Points of Controversy

A business-led review and an exorbitant bid bust City Hall's plan to break up Five Points

The star that is the south gateway to downtown will keep its five points.

Five Points, where 18th Street crosses Sixth and Stone avenues, will keep its shape despite a 12-year plan to reshape the intersection marked by the Alamo Apartments, a scene in several movies, and the longstanding Wanslee "Ugly But Honest" used car dealership. The city reversed its plans after South Sixth and South Stone business and property owners demanded a fresh review. The decision was made easier by a sole bid that was more than double cost estimates.

City Hall proclaimed Five Points to be vanishing and vanquished history as recently as May 2, when the Arizona Daily Star reported: "It'll soon be farewell to Five Points." That plan shaved off the east point of Five Points: A "pork chop" traffic barrier would have sealed off 18th Street east of the confluence of Stone and Sixth and through the heavily gentrified Armory Park, where neighborhood leaders have pressed for such a blockade. The city also moved to change southbound Stone and northbound Sixth to two-way traffic.

Tom Epperson, who took over the 72-year-old Wanslee auto business after the death of his stepfather, Clyde Wanslee, had no problem with some parts of the plan.

"I just wish two-way traffic was in tomorrow," Epperson said. "And I hope they go ahead and put in the storm drains. They are needed. They are very necessary."

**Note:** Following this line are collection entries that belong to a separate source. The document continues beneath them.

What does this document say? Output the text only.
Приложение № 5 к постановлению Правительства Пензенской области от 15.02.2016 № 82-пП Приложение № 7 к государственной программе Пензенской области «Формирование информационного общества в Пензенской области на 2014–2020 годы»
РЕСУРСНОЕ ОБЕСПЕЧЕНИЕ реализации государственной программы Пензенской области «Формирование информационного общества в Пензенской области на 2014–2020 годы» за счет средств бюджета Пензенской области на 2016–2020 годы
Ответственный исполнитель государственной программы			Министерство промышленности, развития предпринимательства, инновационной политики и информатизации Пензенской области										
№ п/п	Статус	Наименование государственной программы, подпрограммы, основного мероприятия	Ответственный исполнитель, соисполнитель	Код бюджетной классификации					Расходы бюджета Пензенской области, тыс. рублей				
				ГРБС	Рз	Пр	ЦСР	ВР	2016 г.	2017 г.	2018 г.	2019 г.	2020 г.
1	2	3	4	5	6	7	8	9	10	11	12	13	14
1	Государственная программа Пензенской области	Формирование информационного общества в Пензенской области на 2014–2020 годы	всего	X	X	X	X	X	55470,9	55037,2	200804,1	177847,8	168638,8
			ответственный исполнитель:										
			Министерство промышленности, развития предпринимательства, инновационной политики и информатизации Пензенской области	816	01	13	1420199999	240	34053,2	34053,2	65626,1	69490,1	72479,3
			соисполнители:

Armory Park leaders have long sought closure of through traffic via 18th Street. But Epperson said Armory Park's fears of 18-wheelers rumbling down 18th Street or the neighborhood's other streets--strikingly wide compared with those in Santa Rosa and Barrio Viejo to the west--are exaggerated.

"There's nothing for them to go over to," Epperson said.

The issue came to a head May 18, when City Manager Mike Hein and his key transportation directors hosted Epperson and Albert Elias, owner of the South Stone Avenue mainstay Old Pueblo Printers. John Burr, president of the Armory Park Neighborhood Association, was invited but could not attend. Ruben Reyes, a top local aide to U.S. Rep. Raul Grijalva, a Tucson Democrat, also attended to assess whether the feds would be required to join in with renewed funding for the project and assistance with a possible new environmental impact study.

Impeccable in manner and appearance, Elias is the father of two rising stars in local government: Pima County Supervisor Richard Elias, the Democrat who succeeded Grijalva, and Albert Elias, the city's planning czar. But he came loaded with his own information and statistics and impressed his hosts.

Elias, Hein said, "did a very thorough job" exposing that the city's outreach in the long-anticipated plan was potentially inadequate.

Elias also gave quite a bit of history, explaining how he would watch "Okies" drive past on their way from Dust Bowl Oklahoma to California.

Hein promised what has been his trademark in service in Nogales, Marana and Pima County governments: a solution that he says will seek to "harmonize" discordant, if polite, messages from Epperson and Elias, who has long performed the printing jobs for most Democratic, and a few Republican, political candidates for a wide variety of offices in Tucson.

"We're going to rescope the project now," Hein said.

The delay has been made easier to take since the lone bid on the estimated $1.4 million project hit $2.9 million. That bid came from Mountain Power, a firm that does mostly electrical work--traffic lights and signals--for the city while the Five Points project requires extensive paving and concrete work.

City Transportation Director Jim Glock said more favorable bids could come after a frenzied contractors' market cools.

Councilman Steve Leal, the Democrat whose southside Ward 5 includes a portion of the area, said a new look afforded by the delay "may be a way that not only dilutes, but strengthens what both sides want. The concerns from Armory Park are both serious and valid," especially if a proposed looping underpass is constructed off Interstate 10 that connects with 18th Street.

The plan to reconfigure Five Points accelerated with the dangle of federal money and was included in the larger downtown traffic plan, adopted by the City Council in 1993, to add two-way traffic on Stone and Sixth south of Broadway Boulevard, as well as two way traffic on now-eastbound Broadway and westbound Congress Street.